Most of us entered the internet dating world with determination and optimism. The possibilities were endless, a pool of hundreds if not thousands of potential partners just a click away. But that was a decade ago and the shiny new thing that was going to find us love has become very tarnished, dare I say dirty! So what do you need to know about internet dating survival?
Internet dating attracts its fair share of serial daters, players and creeps, both male and female, after all it’s not just the guys that are using the anonymity of the internet as a licence to behave badly. Knowing the rules in the early days could have saved me a lot of angst and heartache, so I’d like to share some of this hard won wisdom with women, and the men who don’t want to be tarred with the same brush.

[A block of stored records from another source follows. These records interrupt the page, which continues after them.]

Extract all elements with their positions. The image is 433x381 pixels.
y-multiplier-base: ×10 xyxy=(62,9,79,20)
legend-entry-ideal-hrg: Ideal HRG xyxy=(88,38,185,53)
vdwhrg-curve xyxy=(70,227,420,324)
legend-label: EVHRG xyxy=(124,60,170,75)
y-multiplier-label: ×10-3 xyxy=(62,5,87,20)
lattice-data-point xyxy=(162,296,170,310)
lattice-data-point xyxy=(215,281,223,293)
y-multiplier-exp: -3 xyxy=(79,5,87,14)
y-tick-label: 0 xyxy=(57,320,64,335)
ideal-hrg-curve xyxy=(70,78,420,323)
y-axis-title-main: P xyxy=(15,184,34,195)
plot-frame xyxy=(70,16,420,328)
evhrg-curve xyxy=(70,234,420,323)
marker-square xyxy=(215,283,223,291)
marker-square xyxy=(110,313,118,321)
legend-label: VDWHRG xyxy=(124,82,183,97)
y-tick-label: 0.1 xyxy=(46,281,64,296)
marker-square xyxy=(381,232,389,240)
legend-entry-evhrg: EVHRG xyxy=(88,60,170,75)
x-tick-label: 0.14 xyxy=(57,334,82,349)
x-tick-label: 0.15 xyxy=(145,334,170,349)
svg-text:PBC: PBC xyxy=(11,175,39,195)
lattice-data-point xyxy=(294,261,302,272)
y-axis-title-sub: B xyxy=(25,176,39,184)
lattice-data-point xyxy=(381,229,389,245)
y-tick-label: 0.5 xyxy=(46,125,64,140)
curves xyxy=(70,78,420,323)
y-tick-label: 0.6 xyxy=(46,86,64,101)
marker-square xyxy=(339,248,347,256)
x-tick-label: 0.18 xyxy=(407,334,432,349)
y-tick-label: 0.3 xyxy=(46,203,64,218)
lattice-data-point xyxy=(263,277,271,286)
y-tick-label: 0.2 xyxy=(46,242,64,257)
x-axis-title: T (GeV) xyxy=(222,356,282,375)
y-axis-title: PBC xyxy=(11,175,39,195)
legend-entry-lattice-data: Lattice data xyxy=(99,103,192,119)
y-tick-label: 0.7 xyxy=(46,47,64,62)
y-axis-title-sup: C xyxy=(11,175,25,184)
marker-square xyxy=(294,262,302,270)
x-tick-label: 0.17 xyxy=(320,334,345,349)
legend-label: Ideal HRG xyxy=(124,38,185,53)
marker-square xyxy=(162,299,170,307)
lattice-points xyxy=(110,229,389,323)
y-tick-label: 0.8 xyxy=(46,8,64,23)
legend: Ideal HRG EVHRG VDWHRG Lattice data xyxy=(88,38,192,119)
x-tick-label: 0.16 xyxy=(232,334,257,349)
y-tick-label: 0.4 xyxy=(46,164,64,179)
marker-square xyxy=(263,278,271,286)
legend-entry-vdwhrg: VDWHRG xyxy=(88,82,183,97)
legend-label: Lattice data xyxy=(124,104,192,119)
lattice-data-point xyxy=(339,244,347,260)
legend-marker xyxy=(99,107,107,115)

- Don’t waste time and/or energy on men that don’t meet your ‘Ideal Candidate” checklist
- Write your Ideal Candidate checklist – perhaps with some friends over a bottle of wine
- Write your profile and then get some trusted friends to read and comment on it. Remember your friends see you from a different perspective and may remind you of some of your qualities
- Don’t write anything negative – that doesn’t mean you shouldn’t list your likes & dislikes, that can be quite helpful for someone to assess your compatibility
- Avoid guys that refer to you with pet names i.e. baby, babe, honey. It’s way too familiar when you haven’t even met them yet and more importantly they do it so they don’t call you by another name – serial dater/player
- Do not engage in sexual innuendo talk online, you will be relegated to the ‘sex only’ box and you are probably just supplying him with ‘self management’ assistance
- If a guy is totally gushy and talking about you being ‘the one’…… RUN! He is either desperate or is grooming you because he thinks you are desperate and can take advantage of you
- Remember that if a guy is willing to show/send you pics of his hot body, you are not the only one receiving them!
- Remember that your profile pic says a lot about you, so if you don’t want to attract a player don’t upload a pic of your cleavage with a trout pout. By the way, guys hate trout pouts.
- If he can’t write a decent profile, communicate in writing when he has ample time to think of a response, you won’t get much better in person
- Do your homework, look at profiles that are well written, witty, confident, essentially all the things that are on your Ideal Candidate checklist. You can get pretty efficient in wading through all the messages if you stick to your ‘must have’ list
- Use your detective skills to find out as much as possible about a guy before you meet. Remember anyone can create a fake profile on a dating site, Facebook, Instagram and LinkedIn.
- Approach dates as meeting new friends, if you see each date as a potential relationship you will be disappointed quite often
The most important thing to remember about internet dating is to have fun with dating. Remember what dating was like when we were teenagers? We didn’t look at every date as marriage, we were just having fun getting to know people. And given the number of men that say they want that 16 year old excitement felt again, you could be off the market quickly if you adopt that fun loving, light hearted approach to dating when you are over 40! In my experience, men can smell desperation a mile off, and they run!